According to the Post, these actions may be part of a “stricter approach for federal vaccine approvals” on the part of the federal government.
In a November 2025 leaked memo, Prasad said the FDA planned to revise its process of reviewing the safety and efficacy of annual flu shot formulations.
In June 2025, the Centers for Disease Control and Prevention stopped recommending flu shots containing thimerosal, a mercury-based preservative linked to neurodevelopmental disorders.
Moderna has faced growing challenges as vaccine review processes have tightened.
In May 2025, the company withdrew its application for FDA approval of a combination flu and COVID-19 vaccine after the FDA requested more clinical trials.

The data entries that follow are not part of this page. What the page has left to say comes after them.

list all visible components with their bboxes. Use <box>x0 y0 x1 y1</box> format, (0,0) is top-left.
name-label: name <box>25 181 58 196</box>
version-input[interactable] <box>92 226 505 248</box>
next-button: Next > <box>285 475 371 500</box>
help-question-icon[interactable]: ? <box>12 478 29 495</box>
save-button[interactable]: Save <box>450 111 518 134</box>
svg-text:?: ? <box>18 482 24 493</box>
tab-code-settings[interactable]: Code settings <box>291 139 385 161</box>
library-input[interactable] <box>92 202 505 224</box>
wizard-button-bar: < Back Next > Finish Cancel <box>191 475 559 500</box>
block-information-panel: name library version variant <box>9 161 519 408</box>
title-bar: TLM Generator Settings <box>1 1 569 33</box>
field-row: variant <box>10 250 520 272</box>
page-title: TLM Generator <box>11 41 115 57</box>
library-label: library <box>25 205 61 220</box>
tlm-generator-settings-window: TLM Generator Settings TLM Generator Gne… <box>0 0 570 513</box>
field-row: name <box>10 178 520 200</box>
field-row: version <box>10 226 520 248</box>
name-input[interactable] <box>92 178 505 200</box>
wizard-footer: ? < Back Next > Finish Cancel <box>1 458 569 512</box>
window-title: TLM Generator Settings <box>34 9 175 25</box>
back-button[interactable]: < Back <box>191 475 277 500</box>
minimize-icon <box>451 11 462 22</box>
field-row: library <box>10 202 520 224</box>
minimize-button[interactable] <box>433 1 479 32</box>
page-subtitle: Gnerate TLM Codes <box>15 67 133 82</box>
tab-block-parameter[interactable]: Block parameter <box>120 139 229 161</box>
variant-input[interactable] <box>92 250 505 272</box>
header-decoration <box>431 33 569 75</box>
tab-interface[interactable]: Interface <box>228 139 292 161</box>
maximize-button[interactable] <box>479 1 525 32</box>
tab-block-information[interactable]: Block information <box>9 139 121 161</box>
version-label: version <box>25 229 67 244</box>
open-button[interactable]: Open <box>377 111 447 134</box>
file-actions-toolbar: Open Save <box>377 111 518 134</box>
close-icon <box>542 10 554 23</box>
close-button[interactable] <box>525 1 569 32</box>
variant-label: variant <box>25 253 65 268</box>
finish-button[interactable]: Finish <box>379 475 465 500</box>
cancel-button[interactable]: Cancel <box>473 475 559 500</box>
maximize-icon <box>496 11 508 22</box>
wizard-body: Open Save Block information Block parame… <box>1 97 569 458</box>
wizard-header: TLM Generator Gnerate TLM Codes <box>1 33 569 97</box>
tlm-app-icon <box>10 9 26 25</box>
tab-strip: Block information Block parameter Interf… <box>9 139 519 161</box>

That month, HHS withdrew federal grants of $590 million and $176 million that Moderna had received to develop a bird flu vaccine.
In August 2025, HHS cancelled nearly $500 million in funding for mRNA vaccine research. Baker noted that at least three U.S. states are considering legislation to ban the mRNA platform.
During the annual meeting of the World Economic Forum last month, Bancel said Moderna would stop investing in late-stage vaccine trials,” citing the increasingly challenging regulatory environment in the U.S.
“You cannot make a return on investment if you don’t have access to the U.S. market,” he said.